I am trying to install and configure the Memories app in Nextcloud and I ran into an issue when enabling Hardware Acceleration with VA-API:
“VA-API device (/dev/dri/renderD128) has incorrect permissions.”
This device belongs to a group called “render”, however there is no way to grant the Nextcloud user “www-data” access to the render group (membership of this builtin group may not be altered), and so there is no way to assign the required permissions to access VA-API (without permissions being reset on restart) using the TrueNAS Nextcloud app.
This issue is easily resolved with a docker compose entry for the device (at least that’s what ChatGPT told me):
devices:
- /dev/dri/renderD128:/dev/dri/renderD128 # VA-API
Nextcloud App Version: 31.0.7
Nextcloud Version: 2.0.12
TrueNAS Scale Version: 25.04
There is a checkbox if you edit the Nextcloud app for GPU Configuration “Passthrough available (non-NVIDIA) GPUs”. Enabling this does not resolve the issue.
There is a method to convert the Nextcloud app into a custom app, giving access to modify the YAML.
https://apps.truenas.com/managing-apps/installing-custom-apps/
Just to be sure as I haven’t used TrueNAS apps much in a while (since the Kubernetes → Docker migration): Does your TrueNAS actually have a user ‘www-data’ or is this just the user inside the container?
Your OS might not even have a user with the UID that the container’s “www-data” user uses.
In that case you could create a user with that UID on TrueNAS and make it a member of the render group.
Just looking at the Nextcloud Apps page it says that Nextcloud should run as root though, and that’s the owner of the render device.
It seems you have edited the compose file. Could you share it here?
My TrueNAS server does have the www-data user which I believe was created during install of the Nextcloud app. I had set the “Automatic permissions” flag.
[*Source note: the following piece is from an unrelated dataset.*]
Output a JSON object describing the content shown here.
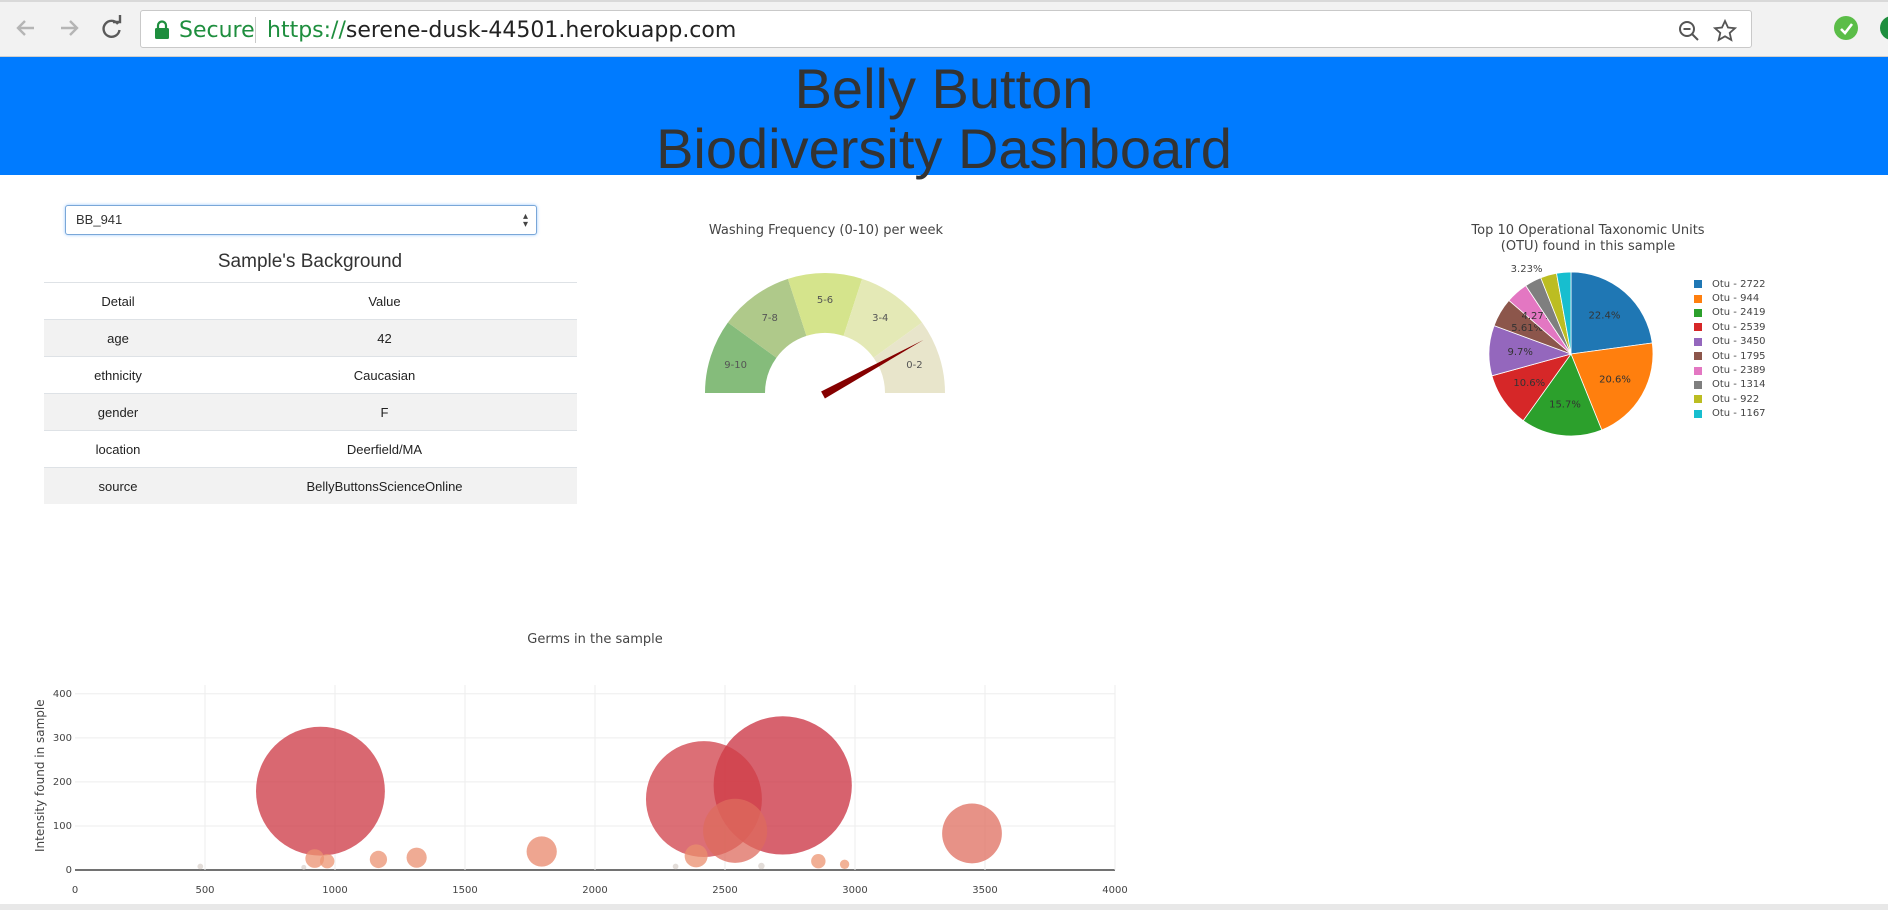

I don’t think there is anything else that manages users and permissions within the app edit menu, except “Enable ACL” for the datasets.
$ ls -l /dev/dri/renderD128
crw-rw---- 1 root render 226, 128 Jul 15 04:31 /dev/dri/renderD128
In that case, go to Credentials → Users in the TrueNAS webinterface, select the www-data user and add render as an auxiliary group.
You could also do this via usermod -aG render www-data but I am not sure if this would persist across updates.
I am getting an error when I try to change www-data’s auxiliary group. Is this something that can be bypassed?
[EINVAL] user_update.groups.0: render: membership of this builtin group may not be altered.
From what I’ve read from other forum posts on this, many fixes do not persist after reboot.
well… I’d normally say you’d probably need to run nextcloud as root which wouldn’t be as secure but I just took a look at the permissions of my jellyfin-server. It’s running as a user “media” which is of course also no member of the render group but it is still able to use the render device.
I suppose there is something special about this file that I just don’t know about. Sorry.
Your docker-compose file might still be useful though.